Bagi mereka yang rasional dan terdidik hanya menganggap Dotti adalah mitologis semata. Sebab kalau anda yakin yang sedemikian itu ada, maka anda tak perlu bekerja untuk menjadi kaya dan sukses. Anda juga tak perlu susah paya mencintai dan menikahi seorang wanita tetapi cukup dengan datang saja ke dukun semuanya terjadi seperti paradoks “cinta ditolak dukun bertindak”.

Ataukah misalnya dalam perhelatan demokrasi anda tak perlu susah payah membentuk tim, mencari logistik, membujuk rakyat dan mengunakan strategi untuk menang. Tetapi datang saja ke Tukang Dotti, untuk menyihir semua orang agar memilih anda. Kan begitu argumentasinya untuk mereka yang percaya.

Menurut, Hegar Vadlmar Revaldo dalam bukunya yang berjudul “Mitologi Dunia”. Revaldo memaparkan bahwa “sihir adalah sebuah mitos yang diwariskan dari orang-orang terdahulu. Ia tumbuh dari generasi ke generasi dengan daya tarik yang khas penuh mistis. Misalnya dalam legenda orang Jepang, ada sosok mistis namanya Kitsune, ia merupakan seekor ruba yang mampu berubah wujudnya menjadi manusia ketika berumur 100 tahun. Ia diyakini sering terbang, membuat petir dan membakar rumah warga ketika marah”.

Tentu secara spesifik, cerita tentang Dotti menjadi misteri di tengah-tengah kaum intelektual. Terbukti dari total 100 anak muda di Maluku Utara dengan titel Sarjana, magister dan bahkan doktor, yang saya observasi dengan menanyakan”apakah Dotti itu ada atau tidak?”. Ternyata 50 orang menjawab ada dengan alasan yang bervarias: pertama bahwa di dalam Al-Qur’an juga menjelaskan tentang sihir di zaman nabi Musa as, surat Taha, 61-56 dan QS Asy-Syu’ara, 41-43. “mereka menyihir mata para hadirin dan menakut-nakuti mereka. Mereka mendatangkan sihir yang besar (menakjubkan).” (QS Al-A’raf: 116).

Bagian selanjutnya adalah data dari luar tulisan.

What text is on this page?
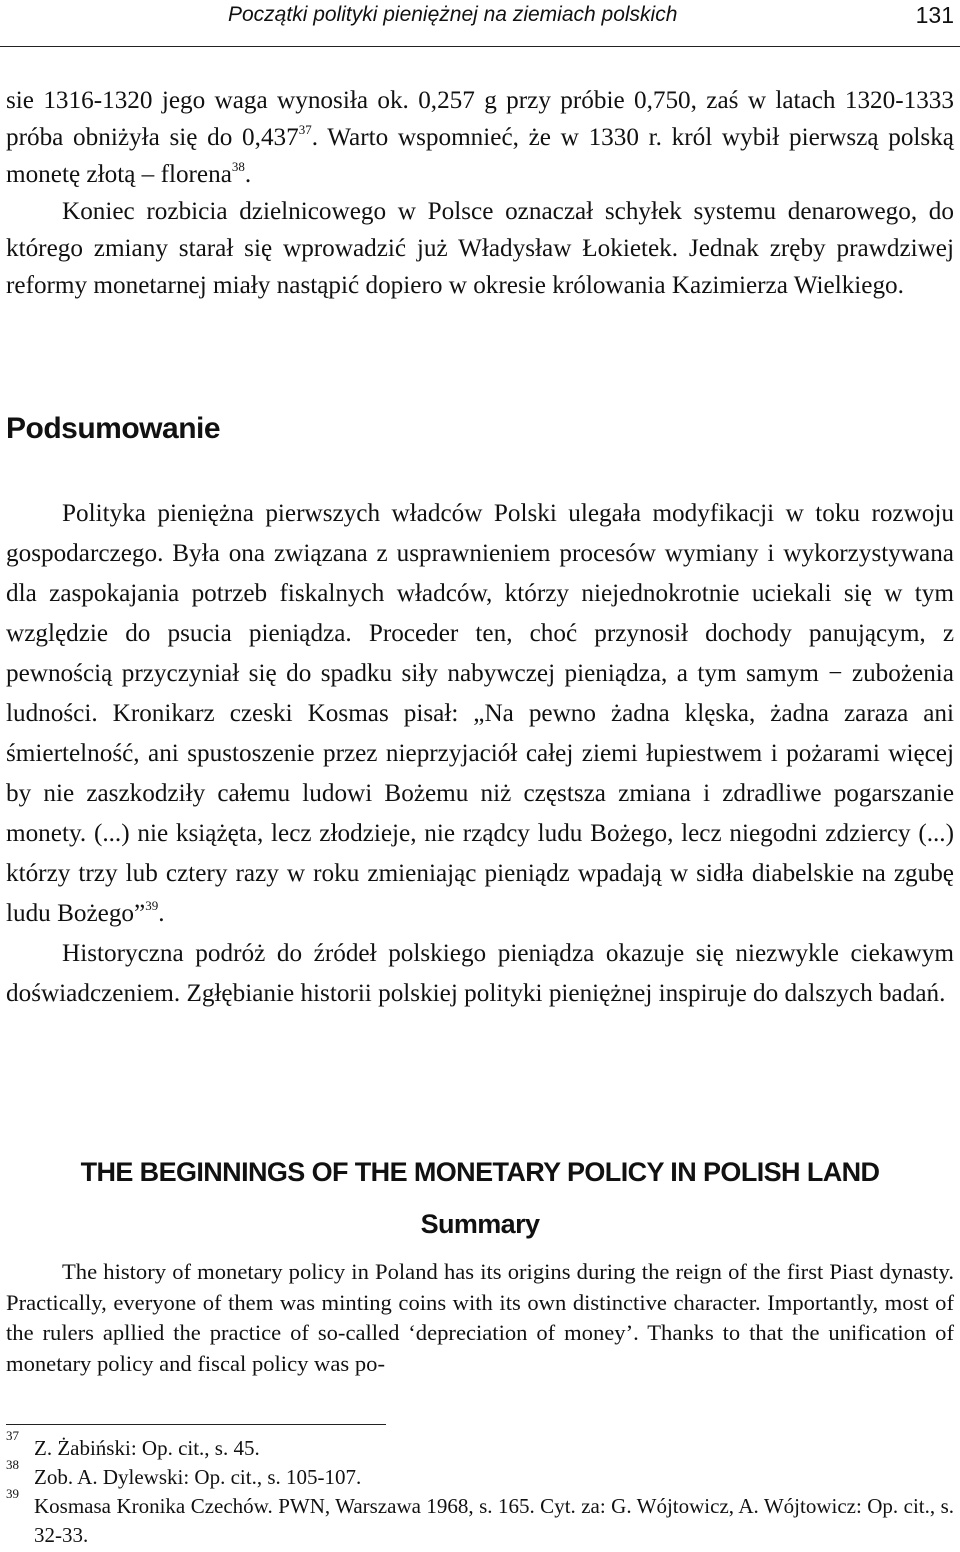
Początki polityki pieniężnej na ziemiach polskich	131

sie 1316-1320 jego waga wynosiła ok. 0,257 g przy próbie 0,750, zaś w latach 1320-1333 próba obniżyła się do 0,437$^{37}$. Warto wspomnieć, że w 1330 r. król wybił pierwszą polską monetę złotą – florena$^{38}$.

Koniec rozbicia dzielnicowego w Polsce oznaczał schyłek systemu denarowego, do którego zmiany starał się wprowadzić już Władysław Łokietek. Jednak zręby prawdziwej reformy monetarnej miały nastąpić dopiero w okresie królowania Kazimierza Wielkiego.

Podsumowanie

Polityka pieniężna pierwszych władców Polski ulegała modyfikacji w toku rozwoju gospodarczego. Była ona związana z usprawnieniem procesów wymiany i wykorzystywana dla zaspokajania potrzeb fiskalnych władców, którzy niejednokrotnie uciekali się w tym względzie do psucia pieniądza. Proceder ten, choć przynosił dochody panującym, z pewnością przyczyniał się do spadku siły nabywczej pieniądza, a tym samym − zubożenia ludności. Kronikarz czeski Kosmas pisał: „Na pewno żadna klęska, żadna zaraza ani śmiertelność, ani spustoszenie przez nieprzyjaciół całej ziemi łupiestwem i pożarami więcej by nie zaszkodziły całemu ludowi Bożemu niż częstsza zmiana i zdradliwe pogarszanie monety. (...) nie książęta, lecz złodzieje, nie rządcy ludu Bożego, lecz niegodni zdziercy (...) którzy trzy lub cztery razy w roku zmieniając pieniądz wpadają w sidła diabelskie na zgubę ludu Bożego”$^{39}$.

Historyczna podróż do źródeł polskiego pieniądza okazuje się niezwykle ciekawym doświadczeniem. Zgłębianie historii polskiej polityki pieniężnej inspiruje do dalszych badań.

THE BEGINNINGS OF THE MONETARY POLICY IN POLISH LAND
Summary

The history of monetary policy in Poland has its origins during the reign of the first Piast dynasty. Practically, everyone of them was minting coins with its own distinctive character. Importantly, most of the rulers apllied the practice of so-called ‘depreciation of money’. Thanks to that the unification of monetary policy and fiscal policy was po-

37
Z. Żabiński: Op. cit., s. 45.
38
Zob. A. Dylewski: Op. cit., s. 105-107.
39
Kosmasa Kronika Czechów. PWN, Warszawa 1968, s. 165. Cyt. za: G. Wójtowicz, A. Wójtowicz: Op. cit., s. 32-33.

Alasannya yang kedua, mereka percaya bahwa itu sering terjadi di tengah-tengah kita akhir-akhir ini. Sementara 30 orang menjawab tidak ada itu adalah cerita rakyat “mitos” karena kebenarannya tak bisa dibuktikan. Kalaupun ada pasti sudah banyak pelakunya yang telah ditangkap polisi dalam beberapa kasus yang sering dikatakan praktek perdukunan.

Sisanya 10 orang menjawab, dengan pikiran Agnostik; tong masih mencari-cari kebenaran itu, entah ada atau tidak. Tetapi karena orang ramai membicarakan itu, makanya kami diam saja. Itu artinya dari data yang saya peroleh, bahwa di provinsi Maluku Utara cerita tentang Dotti: 50% percaya, 30% tidak dan 10% netral.

Sebagai kaum intelektual, yang berpikir logis, ilmiah dan kritis. Tentu ini bukan soal keyakinan yang mestinya diperdebatkan tetapi ini soal benar atau tidak praktek sihir itu? Berbeda dengan menyakini kebenaran tuhan yang maha esa. Karenanya sepanjang riset tak belum mengungkapkan faktanya, maka sepanjang itu pula “Dotti” hanya sebatas mitologi belaka.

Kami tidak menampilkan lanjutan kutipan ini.